Lord, give us a strong dollar, but not just yet.
When rock and roller Buddy Holly was four years old, he insisted on playing his toy fiddle in his uncle's band. It made a terrible sound; so his uncle waxed Buddy's bow. He could still fiddle, but he made no sound.
Alan Greenspan waxed my bow when, as president of the Federal Reserve Bank of Dallas, I served with him on the Fed's Federal Open Market Committee for almost 14 years. He wouldn't let me or other committee members, including himself, talk about the dollar. That delicate task was reserved for the Secretary of the Treasury, who also tried to avoid it, for good reason. The market always reacted badly.
Now that my bow is no longer waxed, I feel a perverse urge to talk about the dollar. Unfortunately, my viewpoint currently differs from that of other "talking heads" on financial TV and Radio. They want a strong dollar, by jingo, as if they could just order it off a menu with everything else they want, no matter their compatibility. They worry, especially, about the dollar's recent decline against the Euro and the implications for U.S. inflation and prestige abroad.
I think the strong Euro will do more damage to Europe than our weak dollar will do to us. The cheerleaders for a strong Euro may soon feel like the dog that finally caught the car. What now?
Normally, I prefer the advantages of a strong currency, but, by definition, all currencies can't be stronger than average. Strong currencies help consumers hold down prices and keep the pressure on producers to remain competitive in the world market. But, under current circumstances, I feel about the dollar what St. Augustine felt about chastity. To paraphrase his famous prayer, "Lord, make our dollar strong, but not just yet."
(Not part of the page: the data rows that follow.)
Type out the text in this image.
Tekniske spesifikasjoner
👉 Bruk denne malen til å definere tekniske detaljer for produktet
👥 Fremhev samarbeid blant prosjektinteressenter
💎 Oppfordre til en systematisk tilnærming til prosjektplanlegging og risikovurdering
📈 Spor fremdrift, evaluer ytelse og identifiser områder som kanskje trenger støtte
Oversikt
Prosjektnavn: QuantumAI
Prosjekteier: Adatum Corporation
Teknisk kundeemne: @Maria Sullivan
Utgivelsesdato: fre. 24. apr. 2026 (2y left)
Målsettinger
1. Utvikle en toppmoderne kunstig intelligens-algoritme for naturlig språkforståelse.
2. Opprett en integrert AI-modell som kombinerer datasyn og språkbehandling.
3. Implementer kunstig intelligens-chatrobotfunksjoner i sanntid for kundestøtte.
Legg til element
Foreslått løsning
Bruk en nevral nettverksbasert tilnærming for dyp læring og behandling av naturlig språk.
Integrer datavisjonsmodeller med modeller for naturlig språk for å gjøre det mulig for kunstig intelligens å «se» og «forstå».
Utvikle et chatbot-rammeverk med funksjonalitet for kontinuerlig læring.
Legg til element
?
For now, our weaker dollar serves us well in two principal ways. First, by boosting our exports and discouraging imports, it provides a shot in the arm for our weak economy. A smaller trade deficit will boost economic growth, and help us avoid or, at least, moderate a recession. Second, we need to shrink our trade deficit in goods and services to slow the relentless flow of dollars abroad.
Each year's deficit adds that much more to the huge dollar holdings of foreign central banks and others and means greater foreign indebtedness for the United States. The persistence and size of our trade deficit also lead to calls for protectionism, a cure worse than the disease.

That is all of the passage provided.